Album Reviews

Jamie Lidell – Jim

(Warp) UK release date: 28 April 2008

It came as something of a shock when Jamie Lidell upped sticks from his leftfield Super Collider work, picked up the microphone and put his soulful voice to good use.

The result, the splendid Multiply album, majored on soul and P-funk to often exhilarating effect, and this was enhanced by some way out live shows that found Lidell creating tracks on his own from scratch that very night, putting both vocal and technical virtuosity to extraordinary use.
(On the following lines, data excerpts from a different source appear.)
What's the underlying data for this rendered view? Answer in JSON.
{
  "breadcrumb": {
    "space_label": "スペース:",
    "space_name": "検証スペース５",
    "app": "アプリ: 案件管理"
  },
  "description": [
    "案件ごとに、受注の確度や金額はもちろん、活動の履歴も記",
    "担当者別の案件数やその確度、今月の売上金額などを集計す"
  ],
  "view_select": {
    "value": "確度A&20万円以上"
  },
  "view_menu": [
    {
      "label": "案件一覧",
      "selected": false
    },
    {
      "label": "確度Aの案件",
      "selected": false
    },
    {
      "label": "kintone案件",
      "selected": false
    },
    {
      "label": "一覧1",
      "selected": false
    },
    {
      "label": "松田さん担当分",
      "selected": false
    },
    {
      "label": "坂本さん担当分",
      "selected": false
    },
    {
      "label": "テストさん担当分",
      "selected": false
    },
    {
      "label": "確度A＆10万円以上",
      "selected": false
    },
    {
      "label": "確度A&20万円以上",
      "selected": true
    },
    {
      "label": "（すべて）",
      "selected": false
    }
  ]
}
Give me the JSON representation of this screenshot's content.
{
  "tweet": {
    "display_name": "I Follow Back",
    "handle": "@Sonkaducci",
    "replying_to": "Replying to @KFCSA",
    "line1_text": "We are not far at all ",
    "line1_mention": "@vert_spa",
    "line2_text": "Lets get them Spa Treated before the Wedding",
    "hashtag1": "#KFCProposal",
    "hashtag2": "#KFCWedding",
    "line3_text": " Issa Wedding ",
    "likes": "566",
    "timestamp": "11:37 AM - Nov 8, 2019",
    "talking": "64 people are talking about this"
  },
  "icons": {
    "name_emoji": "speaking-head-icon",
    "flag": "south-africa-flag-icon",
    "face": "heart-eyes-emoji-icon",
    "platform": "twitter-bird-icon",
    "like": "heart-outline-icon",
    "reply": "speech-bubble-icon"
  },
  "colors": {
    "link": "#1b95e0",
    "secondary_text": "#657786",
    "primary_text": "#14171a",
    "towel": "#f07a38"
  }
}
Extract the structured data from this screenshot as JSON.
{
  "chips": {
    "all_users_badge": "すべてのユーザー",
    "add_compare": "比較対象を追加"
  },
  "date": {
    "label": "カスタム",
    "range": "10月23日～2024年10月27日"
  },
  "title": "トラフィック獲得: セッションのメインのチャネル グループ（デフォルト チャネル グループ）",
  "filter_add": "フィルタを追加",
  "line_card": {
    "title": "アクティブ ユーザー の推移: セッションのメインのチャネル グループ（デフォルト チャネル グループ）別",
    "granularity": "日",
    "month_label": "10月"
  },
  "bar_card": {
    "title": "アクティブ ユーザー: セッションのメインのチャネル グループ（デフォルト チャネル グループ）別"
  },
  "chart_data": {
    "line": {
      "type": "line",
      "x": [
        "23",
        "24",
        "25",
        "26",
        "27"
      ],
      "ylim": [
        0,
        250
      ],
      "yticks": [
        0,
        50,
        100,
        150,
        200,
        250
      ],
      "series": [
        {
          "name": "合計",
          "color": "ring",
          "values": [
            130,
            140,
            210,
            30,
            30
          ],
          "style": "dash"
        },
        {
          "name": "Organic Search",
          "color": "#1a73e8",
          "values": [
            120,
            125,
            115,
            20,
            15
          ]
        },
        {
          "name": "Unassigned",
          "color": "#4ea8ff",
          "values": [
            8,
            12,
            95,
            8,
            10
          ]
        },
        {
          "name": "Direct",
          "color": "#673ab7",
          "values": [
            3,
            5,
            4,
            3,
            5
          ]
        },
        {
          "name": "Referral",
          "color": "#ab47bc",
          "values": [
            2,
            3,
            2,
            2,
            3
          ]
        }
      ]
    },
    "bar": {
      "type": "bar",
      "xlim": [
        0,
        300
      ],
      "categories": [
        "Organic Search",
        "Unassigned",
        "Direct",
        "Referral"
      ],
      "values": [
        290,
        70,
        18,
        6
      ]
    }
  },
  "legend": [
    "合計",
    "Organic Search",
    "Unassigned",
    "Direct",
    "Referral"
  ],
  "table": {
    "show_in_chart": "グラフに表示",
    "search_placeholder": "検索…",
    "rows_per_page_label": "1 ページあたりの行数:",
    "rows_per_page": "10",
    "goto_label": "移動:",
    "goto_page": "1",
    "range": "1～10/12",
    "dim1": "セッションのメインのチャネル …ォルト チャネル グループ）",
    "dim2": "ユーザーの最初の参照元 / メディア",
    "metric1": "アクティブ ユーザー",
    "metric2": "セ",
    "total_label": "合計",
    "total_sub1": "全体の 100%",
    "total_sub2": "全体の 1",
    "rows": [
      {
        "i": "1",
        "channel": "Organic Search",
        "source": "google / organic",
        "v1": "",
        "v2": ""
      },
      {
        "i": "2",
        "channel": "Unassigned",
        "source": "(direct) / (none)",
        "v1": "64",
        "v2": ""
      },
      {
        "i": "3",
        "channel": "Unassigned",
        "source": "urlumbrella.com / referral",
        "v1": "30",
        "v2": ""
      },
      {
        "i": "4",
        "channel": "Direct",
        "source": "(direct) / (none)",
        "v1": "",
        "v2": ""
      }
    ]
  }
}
Jim continues the soulful trend initiated by its predecessor – but immediately begs the question of whether its author has gone one step too far this time. For as admittedly affirming and polished as this album is, there’s little of the electronic maverick, the risk taker – he’s been muscled out of the picture.

The prodigious Lidell voice makes up for this in some way, and you could hardly fail to warm to the way in which the handclaps of Another Day breeze in, the soul credentials there for all to bear witness. The lightly husky tones recall a different era of singing, which, in a year already shaping up to be dominated by retrospective soul sounds, would seem to be a pertinent sense of timing.

Yet one lyric stands out from this opener. “I used to scream when a whisper would do”, begins verse two. A sign, perhaps, that Lidell has chosen to mellow, and that while he throws himself wholeheartedly into the soul music here, an overgenerous application of studio polish means that he hasn’t got as much to play with as he’s been used to in the past.

On Multiply, tracks such as When I Come Back Around dazzled with keyboard solos and a thumping good chorus. Here the piano hammers through a solo on Wait For Me, but it sounds less edgy and more contrived, the emotional input strangely absent.

For sure it’s a harsh approach to take to Lidell’s music, for in the enjoyable open air bluster of Hurricane, or the sweet tones of Another Day, he’s irresistible. It’s just that in offering such accurately observed pastiche, he seems to be closing off the more radical aspects of his musical personality.

So while a cautious welcome is given to this near-flawless interpretation of soul music, it is done with the observation that another record of such polish will be ultimately empty, and more than a little disappointing.